Will much of what concerns AI never come true in the future, we want to know from the entrepreneur? Are certain circles and the media simply exaggerating here? "Certain headlines are intended to arouse interest and shake people up", so it's often just about clicks when it comes to artificial intelligence. Some people are also very alarmist. But they are a minority.

"We must not assume that AI can do everything." At the moment, generative AI dominates the scene, which only corresponds to a small part of what actually makes up our jobs and our lives. Artificial intelligence, which generates texts, images, videos and other data, is great. However, a professional local provider does not want subjects from the USA, but needs photographs from the region, which artificial intelligence cannot yet provide. "Just because it's possible to generate photos doesn't mean that everyone will be taking AI pictures in the future."

No "man-machine" comparisons, please!

Artificial intelligence is perhaps hyped so much by people and experts with a more technological understanding.

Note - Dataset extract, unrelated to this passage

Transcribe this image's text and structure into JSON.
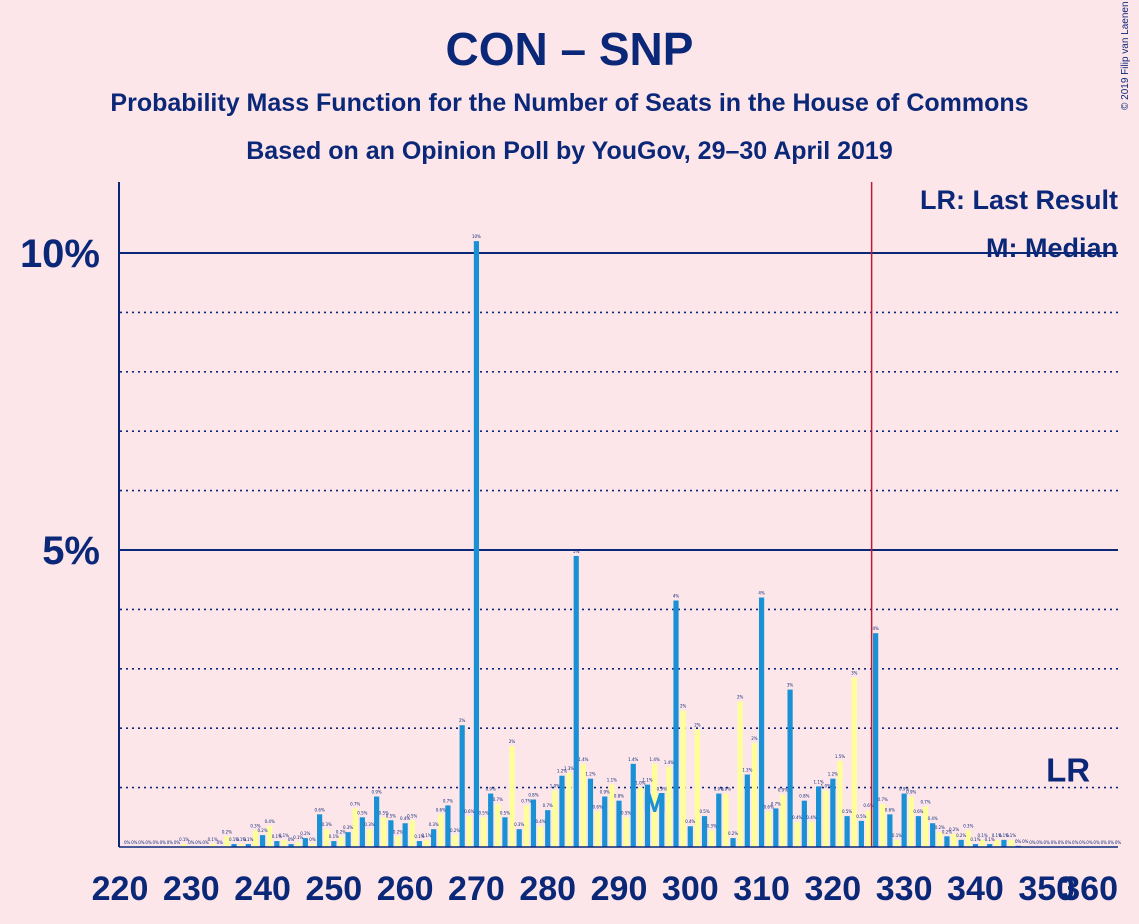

However, AI is "only" about methods based on mathematics and statistics. And according to Diethelm, this is not identical to everyday life. "Our lives are not just about calculations and probabilities."
The "man-machine" comparison is being made more and more often, but AI really only deals with very specific and individual activities. Logically, artificial intelligence can calculate better than humans, "but that doesn't mean that the system is more intelligent".

The algorithm can relieve and support us: "But AI is not a miracle weapon and will not make us obsolete." A chatbot has to be set up by a human and then checked again and again to ensure the quality of the results is right. "Above all, we humans very often have to find solutions that chatbots can't cover," the Aargau native tells Werbewoche.

Man must look to the right

AI is not a system that runs by itself. "It still needs people or high-level expertise from people." The problem is that we currently focus too much on the machine and place it too firmly at the center.

The digital ethics expert describes artificial intelligence as a "means to an end", like a hammer that helps us hammer in a nail. However, even if we all had many practical devices at home today, humans would still have to do the household chores in the end.

Cornelia Diethelm advises that companies should start investing in the education and training of their employees when it comes to AI. A conceptual knowledge of what artificial intelligence is (and what it is not) should already be taught in schools. "If you understand how AI works, you can better judge where the algorithm can perform well and where it can't."

Internal training makes the company more independent. "This reduces the risk of a provider promising you the blue sky." To evaluate AI offerings, you only need a certain amount of basic knowledge. "AI really isn't rocket science!"

"Power Pur" - the forum for the Swiss print and media industry

Digital expert Cornelia Diethelm will on May 23 at the "Power Pur" event will give their presentation. Columnist Kurt Zimmermann, AI pioneer Chris Beyeler, diversity expert Esther-Mirjam de Boer and football referee Urs Meier will also be offering insights at the former NZZ printing plant, the "JED Events" in Schlieren. The overarching theme of the half-day event is "Reshaping Print & Media": specifically, it is about "Today's talents and tomorrow's technologies". The conference will focus on the shortage of skilled workers due to a lack of diversity and the challenges of artificial intelligence.